Posted 8th March 2022

The House Project approach started with young people telling us that their leaving care experience was ‘shite’! Rather than trying to polish something that wasn’t working we needed to do something different. In recognising the value and resourcefulness of young people and their ability to be the architects of a system that could work for them we put them right at the heart of the decision making process. This was a challenge for young people and an even bigger challenge for professionals and the systems that they worked in. This played out in many ways but with an unstinting commitment to young people, the House Project journey began.  

For young people who had previously not been heard and would argue that they had no say or control over their lives it was necessary to put the scaffolding and support around them. Relational work was key to our approach and the Young People’s Steering Group was developed. Over time young people changed this language as it was ‘’too much like a youth club’’ and they were here to ‘’do things and change things’’. The Care Leavers National Movement  (CLNM) was born. Whilst this has become the platform for the amplification of the voice of young people we were also very conscious that we could not replicate the ‘professional’ user voice often seen in LAs and that it needed to engage and be representative of all young people in our community.
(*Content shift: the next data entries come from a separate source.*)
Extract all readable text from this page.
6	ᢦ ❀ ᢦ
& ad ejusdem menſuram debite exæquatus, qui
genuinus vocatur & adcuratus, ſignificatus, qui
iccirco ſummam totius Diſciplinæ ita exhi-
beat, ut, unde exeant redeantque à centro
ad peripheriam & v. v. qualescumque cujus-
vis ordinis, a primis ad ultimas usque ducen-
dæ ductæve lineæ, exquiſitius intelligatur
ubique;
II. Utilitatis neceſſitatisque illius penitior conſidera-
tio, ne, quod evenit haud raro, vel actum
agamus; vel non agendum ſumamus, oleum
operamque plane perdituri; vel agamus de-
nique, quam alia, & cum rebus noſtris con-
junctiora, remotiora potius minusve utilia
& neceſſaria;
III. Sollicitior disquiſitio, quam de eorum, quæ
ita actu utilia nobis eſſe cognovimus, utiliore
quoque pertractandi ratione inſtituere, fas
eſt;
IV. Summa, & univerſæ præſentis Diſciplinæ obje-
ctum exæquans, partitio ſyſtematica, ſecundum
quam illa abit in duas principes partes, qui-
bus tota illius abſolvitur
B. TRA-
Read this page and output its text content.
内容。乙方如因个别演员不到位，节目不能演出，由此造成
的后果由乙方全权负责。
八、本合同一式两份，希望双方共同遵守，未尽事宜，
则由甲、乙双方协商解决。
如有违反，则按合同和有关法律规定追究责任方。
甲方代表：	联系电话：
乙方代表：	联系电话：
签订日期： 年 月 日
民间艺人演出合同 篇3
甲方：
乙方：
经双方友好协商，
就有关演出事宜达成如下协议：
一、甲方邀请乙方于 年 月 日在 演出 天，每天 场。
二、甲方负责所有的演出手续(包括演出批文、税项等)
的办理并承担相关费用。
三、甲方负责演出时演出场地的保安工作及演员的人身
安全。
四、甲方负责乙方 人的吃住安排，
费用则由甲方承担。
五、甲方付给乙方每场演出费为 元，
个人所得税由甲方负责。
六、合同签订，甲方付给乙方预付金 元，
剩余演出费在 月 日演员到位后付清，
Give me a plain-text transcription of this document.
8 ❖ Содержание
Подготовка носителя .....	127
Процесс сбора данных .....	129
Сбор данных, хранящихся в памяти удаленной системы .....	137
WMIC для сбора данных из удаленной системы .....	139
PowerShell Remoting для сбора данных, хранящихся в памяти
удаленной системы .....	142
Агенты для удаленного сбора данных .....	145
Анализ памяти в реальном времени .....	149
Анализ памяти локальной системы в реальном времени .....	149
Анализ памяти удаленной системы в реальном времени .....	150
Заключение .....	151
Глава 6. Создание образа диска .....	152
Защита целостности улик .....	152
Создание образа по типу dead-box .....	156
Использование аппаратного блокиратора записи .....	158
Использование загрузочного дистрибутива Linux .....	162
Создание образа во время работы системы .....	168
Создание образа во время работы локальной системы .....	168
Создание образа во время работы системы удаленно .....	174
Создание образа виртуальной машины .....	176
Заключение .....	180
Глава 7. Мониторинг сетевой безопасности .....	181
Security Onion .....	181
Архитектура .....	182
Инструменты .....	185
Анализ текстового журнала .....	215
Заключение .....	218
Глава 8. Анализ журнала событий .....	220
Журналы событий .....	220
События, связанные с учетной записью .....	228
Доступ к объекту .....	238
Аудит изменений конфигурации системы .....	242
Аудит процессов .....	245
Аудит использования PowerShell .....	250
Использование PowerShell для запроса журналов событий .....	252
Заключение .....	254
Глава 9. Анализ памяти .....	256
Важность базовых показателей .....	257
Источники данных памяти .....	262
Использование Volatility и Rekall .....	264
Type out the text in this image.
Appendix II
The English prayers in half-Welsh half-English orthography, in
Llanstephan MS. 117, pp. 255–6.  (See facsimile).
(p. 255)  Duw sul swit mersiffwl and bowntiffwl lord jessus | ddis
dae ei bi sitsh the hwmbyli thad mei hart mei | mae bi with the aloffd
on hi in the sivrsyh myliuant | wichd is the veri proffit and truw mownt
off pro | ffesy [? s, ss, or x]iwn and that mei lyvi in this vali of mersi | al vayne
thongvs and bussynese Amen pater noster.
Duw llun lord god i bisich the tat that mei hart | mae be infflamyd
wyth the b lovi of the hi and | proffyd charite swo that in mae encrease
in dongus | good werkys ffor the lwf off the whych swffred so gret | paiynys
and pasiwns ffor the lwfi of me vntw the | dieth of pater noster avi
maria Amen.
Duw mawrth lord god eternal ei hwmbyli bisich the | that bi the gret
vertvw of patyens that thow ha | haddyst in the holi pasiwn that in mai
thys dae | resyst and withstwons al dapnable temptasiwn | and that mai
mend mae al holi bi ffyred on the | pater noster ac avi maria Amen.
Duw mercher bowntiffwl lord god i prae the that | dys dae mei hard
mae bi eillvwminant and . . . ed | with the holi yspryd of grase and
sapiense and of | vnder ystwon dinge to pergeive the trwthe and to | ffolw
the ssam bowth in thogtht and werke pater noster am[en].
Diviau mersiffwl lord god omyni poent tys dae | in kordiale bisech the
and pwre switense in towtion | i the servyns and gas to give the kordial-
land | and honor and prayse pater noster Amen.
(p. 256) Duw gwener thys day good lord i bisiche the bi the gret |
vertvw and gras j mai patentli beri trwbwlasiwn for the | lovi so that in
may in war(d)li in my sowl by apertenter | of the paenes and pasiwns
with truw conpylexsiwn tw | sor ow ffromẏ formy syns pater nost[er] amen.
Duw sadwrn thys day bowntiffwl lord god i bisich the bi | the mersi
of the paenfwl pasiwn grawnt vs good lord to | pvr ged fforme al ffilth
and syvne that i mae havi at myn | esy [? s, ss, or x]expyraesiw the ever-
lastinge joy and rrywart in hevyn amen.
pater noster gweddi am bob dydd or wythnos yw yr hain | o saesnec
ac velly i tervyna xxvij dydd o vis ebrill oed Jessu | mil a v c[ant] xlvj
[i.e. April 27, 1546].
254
To support this CLNM committed to undertaking Peer Evaluations.

Last year young people were trained as Peer Evaluators. They completed their Evaluation and presented their findings to Conference in Manchester which they designed and delivered. This was picked up by Mark Riddell, National Implementation Adviser for Care Leavers and they were subsequently invited to share their report findings and recommendations with Will Quince, Minister for Children and Families. They were excited, articulate and passionate in their delivery as to how the House Project approach had supported them and how things needed to change for all young people leaving care. The Minister described the meeting as ‘informative’ and ‘inspirational’

All too often I hear the language that young people need a voice with justification as to why its the adults/professionals who know best and need to make all the decisions. This is not right. Young people are experts in how the care system works for them and let’s be clear, young people have a voice. The question is whether we want to hear it. And if we do, what are we going to do to enable it to be heard and what are we to do once it has been heard. Indeed it was Bryant McGill who said ‘’our children can be the greatest teachers if we are humble enough to receive their lessons’’. In the National House Project the voice of young people has driven our approach and the recommendations from the Peer Evaluation will inform our business plan for the next 12 months. Moreover, we have committed to working with young people to develop a peer mentoring programme across projects and an improved local health and wellbeing offer.  

We continue to be amazed and humbled by the insight, creativity and desire of young people to not only make the care system fairer for all but to improve it for all. Enabling their voice to be heard is critical to achieving this and on Monday 21st February, nine young people took the voice of the House Project community to Whitehall. We thank those involved who made this happen but now that they have been heard we wait to see the difference it makes.